Dear Executive, have you consulted the Philosopher’s Stone on moral character? 

Dear Executive, 

Have you consulted the Philosopher’s Stone on Moral Character? 


When challenges arise a behavioural choice arises: do I act from genuine conviction or a sense of obligation? For centuries, thinkers like Aristotle, Confucius, and Plato pondered how our actions reflect our virtues—or expose our failings.

 

Their timeless question remains: Do you truly live what you believe in your core? It’s not about perfection; it’s about honesty with yourself and consistency in your daily interactions. Their core premise is that the alignment of our behaviour with our core values, like the philosopher’s Stone, turn the ‘base metal’ (lead) of our human nature into a more refined and elevated form (gold). 

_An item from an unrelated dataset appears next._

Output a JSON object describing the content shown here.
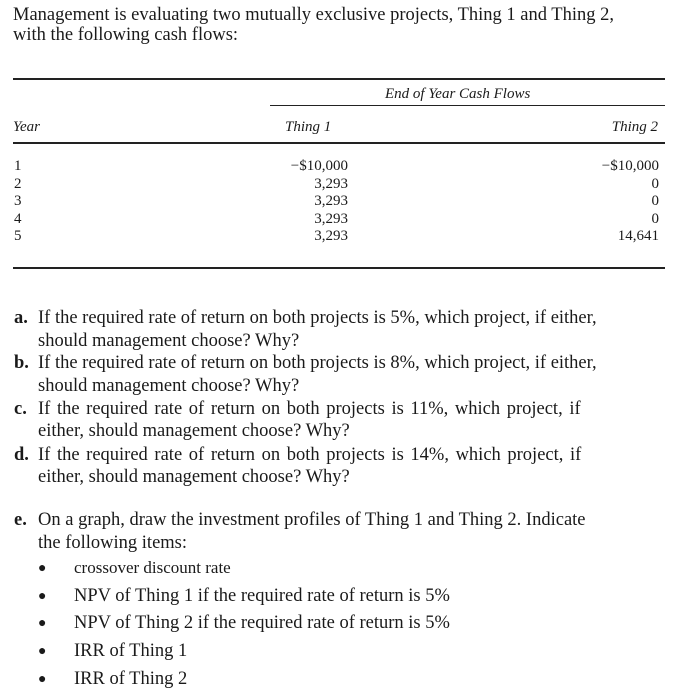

Should you have time to reflect on your decisions this week—did they align with the ideals and values you profess? Those you find falling short, what small step could you take toward authenticity? It seems that true leadership emerges when your outward choices mirror your inner values.

Dear Executive, allow me to introduce you to the masked-man-fallacy

When was the last time you funded an idea because the name felt cutting-edge rather than the evidence? We fall for it ever so often i.e., the masked-man fallacy. Just rename a dusty “Legacy System Upgrade” to “Quantum-Ready Core,” and watch the signatures flow. Same code, shinier mask. Meanwhile a modest-looking “Process Tidy-Up” gasps for airtime, though its ROI glows.


Would you consider some reflective questions e.g., which projects survive on brand halo instead of hard data? Strip logos, anonymise authors, and ask: Would I still approve this if I had no clue who built it? Or the language trap: how many initiatives are “digital transformation” in marketing decks but plain “core plumbing” in the server room, and yet treated as two budgets?


Leibniz smile, because the masked man thrives on unchallenged vocabulary. One way of ripping of the mask is by backing every decision with measurable attributes (cost to deliver, resilience gained, risks burned down) nothing your brand manager can Photoshop.


As executives we frequently need to dust off the question of how many million-rand bets in our pipeline are really wagers on adjectives? And perhaps, if we unmask the work, one might discover the quiet superstar already hidden in plain sight.

Dear Executive, allow me to introduce you to Cipolla’s ‘stupidity’

Cipolla offered five “laws” that explain why stupidity is a systemic force in human conduct themselves. Question: What if tomorrow’s board pack misbehaves because people do?


Carlo Cipolla’s “laws of stupidity” insist that value-destroyers lurk in every meeting, outnumbering your instincts. His First Law: we always undervalue that headcount. His Fourth: we’ll repeat the error next quarter. The result? Projects that burn both shareholder equity and team morale while enriching no one, yet we still call them “strategic bets.”
What proposals are on your agenda? Which proposals presume rational actors once the lights dim? Who’s counting on goodwill instead of guardrails? Before you sign shouldn’t you ask  “If this implodes in twelve months, what killed it?” If the room falls silent, you ought to hear alarm bells. Have you considered trip-wires, tied to cash burn and not heroics or excuses?


Do you have at least one empowered Sceptic whose KPI is to break the idea before reality does. Titles don’t immunise; dissent is cheap insurance.


And your culture? When was the last time someone told you, “This plan is foolish,” and kept their bonus? If that feels unlikely, consider the possibility that you’ve designed an echo chamber where Cipolla’s laws run free.
If systemic stupidity is a statistical certainty, is your organisation engineered to catch it early or to politely fund it?